Serve punugulu with coconut or ginger chutney.

Wednesday, 11 November 2009

Ridge gourd, Tomato chutney

Ingredients:
  • Ridge Gourd : 1
  • Tomato : 1 big
  • Onion: 1
  • Green chilies : 6
  • Garlic pods :3
  • Tamarind: 1/2 of lemon size
  • Oil :3 t sp
  • Curry leaves : 1 string
  • Cumin seeds : 1 t sp
  • Urad Dal : 1t sp
  • Mustard seeds : 1t sp

Procedure:

  • Peel ridge gourd, check for the test, if it is good, cut into small pieces.Chop tomato, onion as well.
  • In a vessel, add 1 t sp oil.Add ridge gourd,tomato,onion pieces,green chilies , garlic and cover the vessel.Let it cook till water in ridge gourd evaporates.
  • Once it is done, add tamarind in it.Take off from the heat.Let it cool for some time.
  • In kadai, add 2 t sp oil.Add urad dal, mustard seeds, cumin seeds, curry leaves.
  • Once the mixture is cool, grind in the mixer by adding enough salt into a fine paste.
  • Take that to bowl, add talimpu or tadaka into it and mix well.

Serve this chutney with rice, dosa or idly.

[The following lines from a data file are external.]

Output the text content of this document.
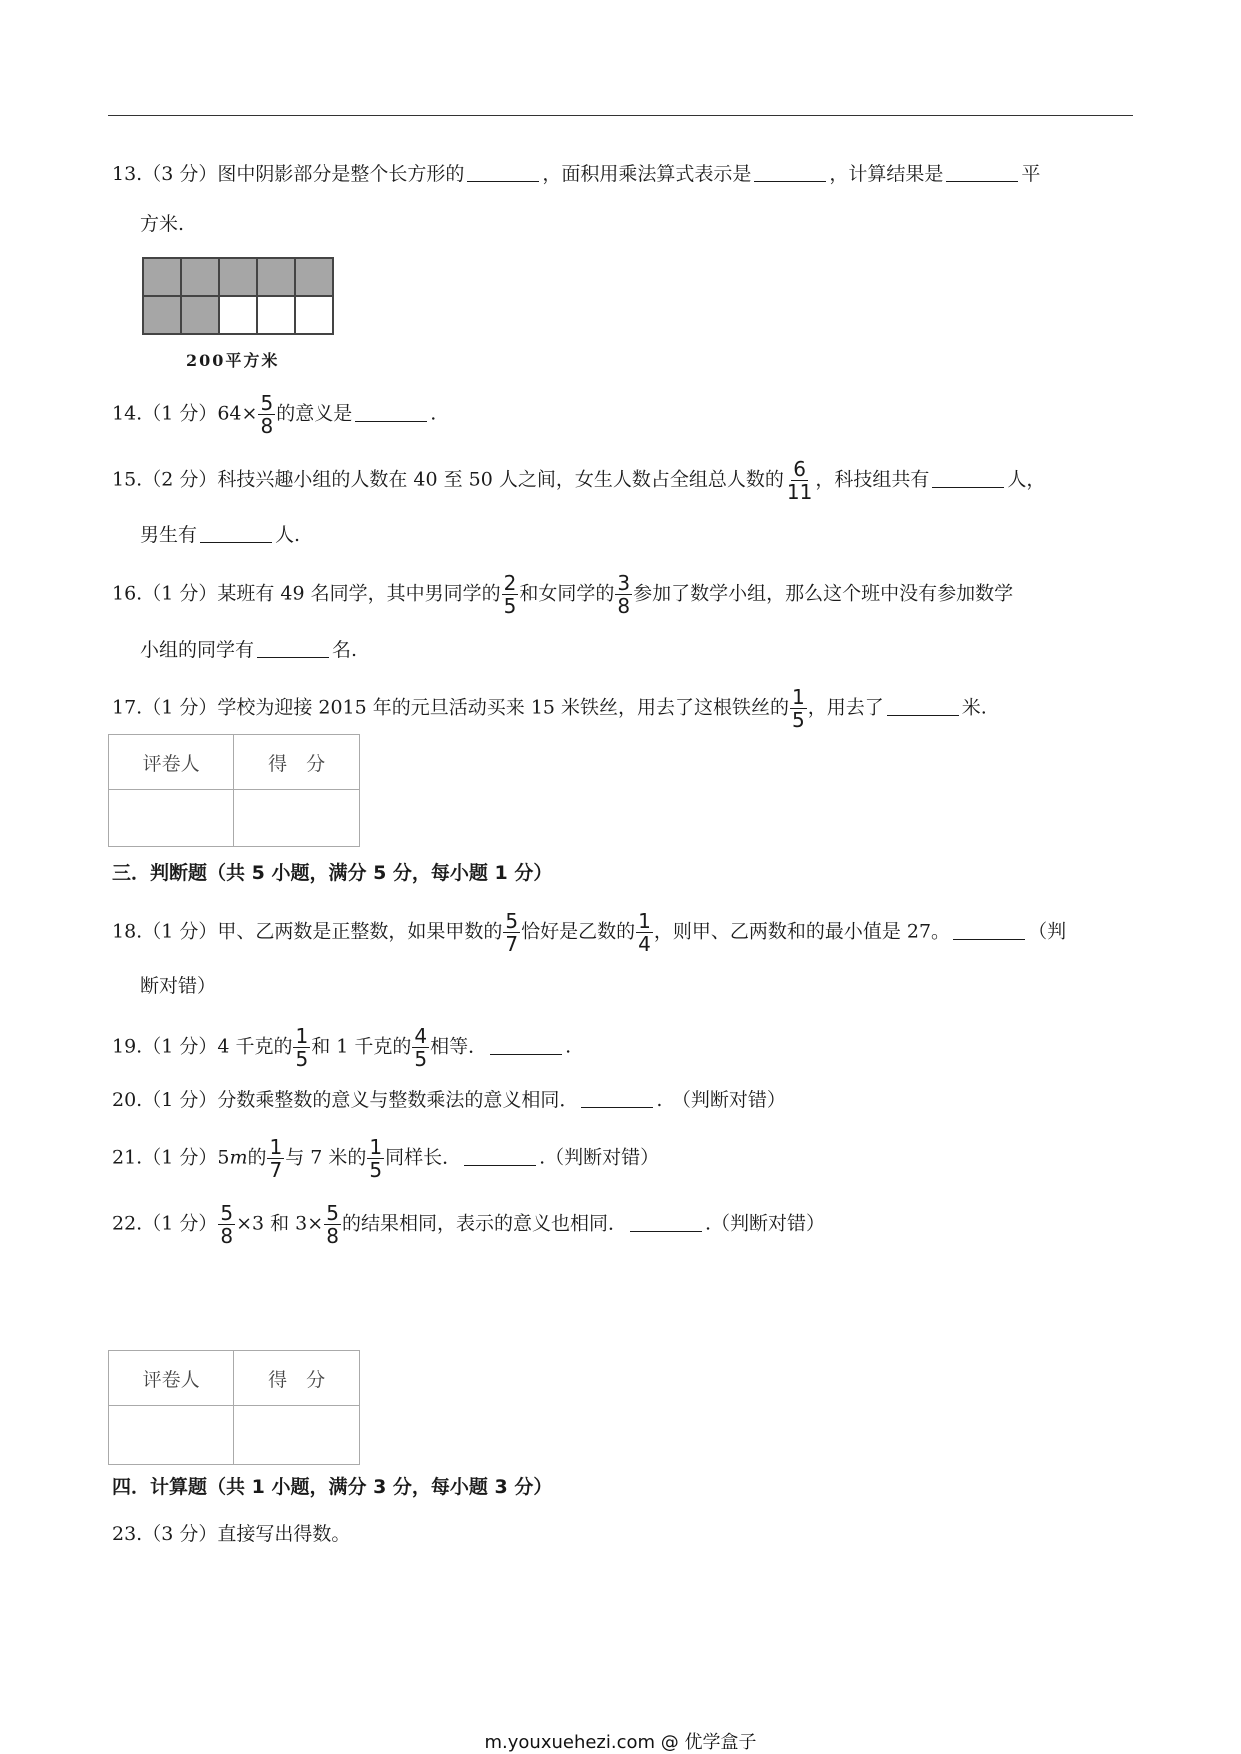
13.（3 分）图中阴影部分是整个长方形的	，面积用乘法算式表示是	，计算结果是	平
方米.
200平方米
14.（1 分）$64\times \frac{5}{8}$ 的意义是	.
15.（2 分）科技兴趣小组的人数在 40 至 50 人之间，女生人数占全组总人数的 $\frac{6}{11}$ ，科技组共有	人，
男生有	人.
16.（1 分）某班有 49 名同学，其中男同学的 $\frac{2}{5}$ 和女同学的 $\frac{3}{8}$ 参加了数学小组，那么这个班中没有参加数学
小组的同学有	名.
17.（1 分）学校为迎接 2015 年的元旦活动买来 15 米铁丝，用去了这根铁丝的 $\frac{1}{5}$ ，用去了	米.
评卷人	得　分

三．判断题（共 5 小题，满分 5 分，每小题 1 分）
18.（1 分）甲、乙两数是正整数，如果甲数的 $\frac{5}{7}$ 恰好是乙数的 $\frac{1}{4}$ ，则甲、乙两数和的最小值是 27。	（判
断对错）
19.（1 分）4 千克的 $\frac{1}{5}$ 和 1 千克的 $\frac{4}{5}$ 相等．	.
20.（1 分）分数乘整数的意义与整数乘法的意义相同．	.　（判断对错）
21.（1 分）5m的 $\frac{1}{7}$ 与 7 米的 $\frac{1}{5}$ 同样长．	.（判断对错）
22.（1 分） $\frac{5}{8} \times 3$ 和 $3\times \frac{5}{8}$ 的结果相同，表示的意义也相同．	.（判断对错）
评卷人	得　分

四．计算题（共 1 小题，满分 3 分，每小题 3 分）
23.（3 分）直接写出得数。
m.youxuehezi.com @ 优学盒子
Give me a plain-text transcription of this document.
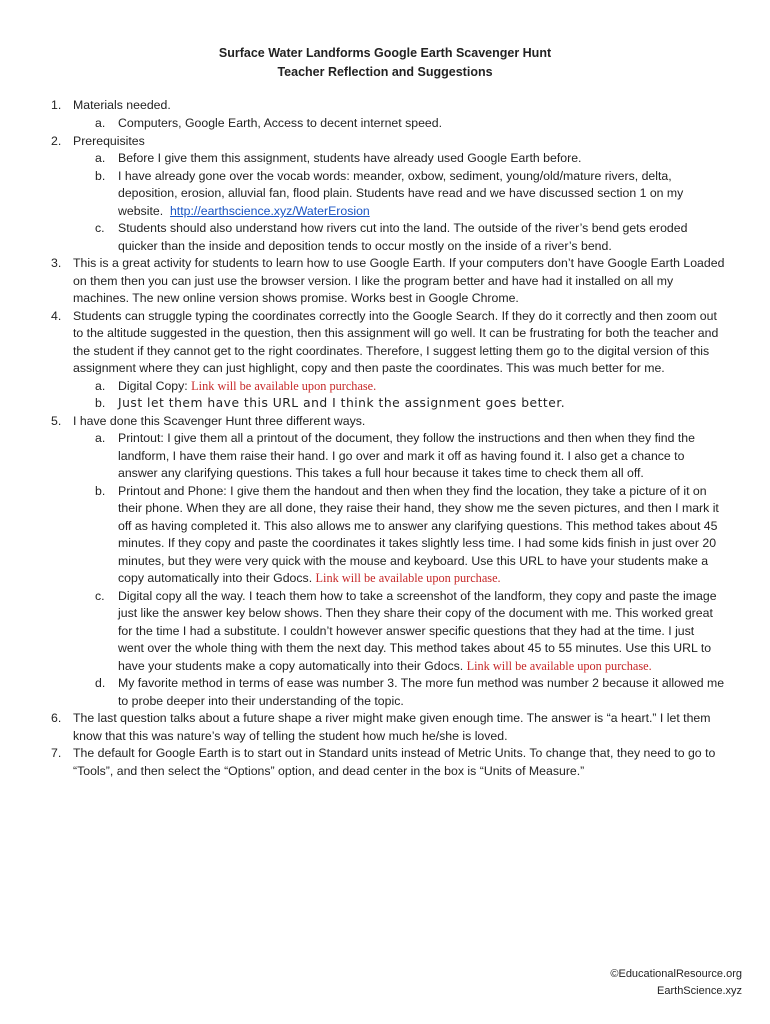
Surface Water Landforms Google Earth Scavenger Hunt
Teacher Reflection and Suggestions
1. Materials needed.
a. Computers, Google Earth, Access to decent internet speed.
2. Prerequisites
a. Before I give them this assignment, students have already used Google Earth before.
b. I have already gone over the vocab words: meander, oxbow, sediment, young/old/mature rivers, delta,
deposition, erosion, alluvial fan, flood plain. Students have read and we have discussed section 1 on my
website. http://earthscience.xyz/WaterErosion
c. Students should also understand how rivers cut into the land. The outside of the river’s bend gets eroded
quicker than the inside and deposition tends to occur mostly on the inside of a river’s bend.
3. This is a great activity for students to learn how to use Google Earth. If your computers don’t have Google Earth Loaded
on them then you can just use the browser version. I like the program better and have had it installed on all my
machines. The new online version shows promise. Works best in Google Chrome.
4. Students can struggle typing the coordinates correctly into the Google Search. If they do it correctly and then zoom out
to the altitude suggested in the question, then this assignment will go well. It can be frustrating for both the teacher and
the student if they cannot get to the right coordinates. Therefore, I suggest letting them go to the digital version of this
assignment where they can just highlight, copy and then paste the coordinates. This was much better for me.
a. Digital Copy: Link will be available upon purchase.
b. Just let them have this URL and I think the assignment goes better.
5. I have done this Scavenger Hunt three different ways.
a. Printout: I give them all a printout of the document, they follow the instructions and then when they find the
landform, I have them raise their hand. I go over and mark it off as having found it. I also get a chance to
answer any clarifying questions. This takes a full hour because it takes time to check them all off.
b. Printout and Phone: I give them the handout and then when they find the location, they take a picture of it on
their phone. When they are all done, they raise their hand, they show me the seven pictures, and then I mark it
off as having completed it. This also allows me to answer any clarifying questions. This method takes about 45
minutes. If they copy and paste the coordinates it takes slightly less time. I had some kids finish in just over 20
minutes, but they were very quick with the mouse and keyboard. Use this URL to have your students make a
copy automatically into their Gdocs. Link will be available upon purchase.
c. Digital copy all the way. I teach them how to take a screenshot of the landform, they copy and paste the image
just like the answer key below shows. Then they share their copy of the document with me. This worked great
for the time I had a substitute. I couldn’t however answer specific questions that they had at the time. I just
went over the whole thing with them the next day. This method takes about 45 to 55 minutes. Use this URL to
have your students make a copy automatically into their Gdocs. Link will be available upon purchase.
d. My favorite method in terms of ease was number 3. The more fun method was number 2 because it allowed me
to probe deeper into their understanding of the topic.
6. The last question talks about a future shape a river might make given enough time. The answer is “a heart.” I let them
know that this was nature’s way of telling the student how much he/she is loved.
7. The default for Google Earth is to start out in Standard units instead of Metric Units. To change that, they need to go to
“Tools”, and then select the “Options” option, and dead center in the box is “Units of Measure.”
©EducationalResource.org
EarthScience.xyz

Beerakaya\Ridge Gourd Bajji

Ingredients:
  • Ridge gourd : 1
  • Besan flour : 1/2 cup
  • Rice flour : 6 Tb sp
  • Baking soda: 1 pinch
  • Salt
  • Red Chili powder
  • Oil : for deep fry

Procedure:

  • Peel ridge gourd and cut into round or oval shape.
  • In a mixing bowl, add besan flour, rice flour, baking soda, salt, red chili powder and mix well.Then add water and mix the batter without lumps.Batter consistency should be as thick dosa batter.
  • Heat oil for deep fry in kadai.Once oil is hot, take one by one ridge gourd pieces and dip in batter and put them slowly in oil.
  • Fry them till reach golden color.Once they are done, take them on to tissue to absorb excess oil if any.

Serve with any chutney or ketchup.

Saturday, 7 November 2009

Kobbari annam\Coconut Rice


Ingredients:
  • Rice : 1cup
  • Fresh Grated coconut : less than 1/4th cup
  • Ground nuts: 2 Tb sp
  • Kaaju : 1 Tb Sp
  • Ghee : 4Tb sp
  • Channa Dal : 2Tb sp
  • Urad Dal : 2 Tb sp
  • Mustard Seeds : 1 t sp
  • Cumin Seeds : 1 t sp
  • Curry leaves: 2 strings
  • Cilantro : 2 strings
  • Green Chilies : 6
  • Salt

Procedure:

  • In a kadai add ghee and let it become hot.Add ground nut and fry for some time.
  • Then add kaaju, Channa Dal, urad Dal,cumin seeds, mustard seeds,green chilies, curry leaves.
  • Once they are done, add grated coconut and mix well.Fry till rawness of coconut is gone.It may take 1 min approximately.
  • Take off from the heat and add cilantro.
  • In a wide mixing bowl, add rice.Make sure that each grain of rice is separate.Now add coconut mixture, salt and mix well.